API confuses Hindi with Urdu

jeffvpace · May 17, 2024, 4:59pm

Steps to reproduce:

(1) Perform a normal translation of English text to Hindi. Result is a successful translation – Hindi is written in the Devanagari script.

(2) Use above translation output for text-to-speech input.

(3) Use above speech output for speech-to-text input. The text output is Urdu - not Hindi.

Hindi and Urdu are related: Hindi–Urdu controversy - Wikipedia

Edit: Hard to tell which model causes the problem - TTS or STT ?

Macha · May 17, 2024, 10:26pm

Ahh, I knew it’d be a matter of time before issues like this sprung up with language models.

This is a prime example of why the nuances of different languages can expose weaknesses in these model capabilities.

Now, were those your exact prompts?
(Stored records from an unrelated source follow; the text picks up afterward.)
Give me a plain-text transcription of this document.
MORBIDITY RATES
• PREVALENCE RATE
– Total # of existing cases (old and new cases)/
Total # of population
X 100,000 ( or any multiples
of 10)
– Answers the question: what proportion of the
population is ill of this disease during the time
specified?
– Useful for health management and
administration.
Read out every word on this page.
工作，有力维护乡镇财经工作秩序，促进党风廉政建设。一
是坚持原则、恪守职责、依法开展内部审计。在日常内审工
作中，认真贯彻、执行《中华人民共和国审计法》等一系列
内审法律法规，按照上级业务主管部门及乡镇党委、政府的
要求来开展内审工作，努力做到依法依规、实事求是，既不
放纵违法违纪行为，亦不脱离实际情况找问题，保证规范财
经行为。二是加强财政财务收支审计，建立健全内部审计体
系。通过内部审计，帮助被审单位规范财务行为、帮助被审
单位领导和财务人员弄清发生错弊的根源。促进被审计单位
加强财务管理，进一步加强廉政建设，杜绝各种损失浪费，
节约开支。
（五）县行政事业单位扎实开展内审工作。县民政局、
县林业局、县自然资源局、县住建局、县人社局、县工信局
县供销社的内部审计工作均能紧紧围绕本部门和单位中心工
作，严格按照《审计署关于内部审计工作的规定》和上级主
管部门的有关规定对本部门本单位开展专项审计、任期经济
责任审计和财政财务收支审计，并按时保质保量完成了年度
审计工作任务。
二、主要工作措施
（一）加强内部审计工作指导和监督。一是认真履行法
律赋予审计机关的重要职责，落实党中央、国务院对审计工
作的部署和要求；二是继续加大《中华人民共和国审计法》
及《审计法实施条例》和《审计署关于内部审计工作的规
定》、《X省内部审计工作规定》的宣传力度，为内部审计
Or did you have other particular ones? Any chance you’d be willing to show more details for the forum?

My guess: it’s the speech-to-text causing the issue.

In my best attempt here not to touch on sensitive cultural subjects (and to help folks learn), Hindi and Urdu phonetically speaking, are mutually intelligible when spoken. They have a lot of similarities that some linguists would argue put them closer together as different varieties (dialects) of the same language rather than as distinct languages. Spanish and Italian actually follow similar distinctions, and like those languages, people from those cultures would staunchly disagree.

What makes the two languages distinct from each other are their writing systems.

This puts a speech-to-text in an interesting predicament: If there is not enough data from the input to distinguish between the two, which one should it choose? Is there even enough training data used to be able to identify the dialectical differences at all yet?

Sadly, we don’t really have a way to answer that factually yet.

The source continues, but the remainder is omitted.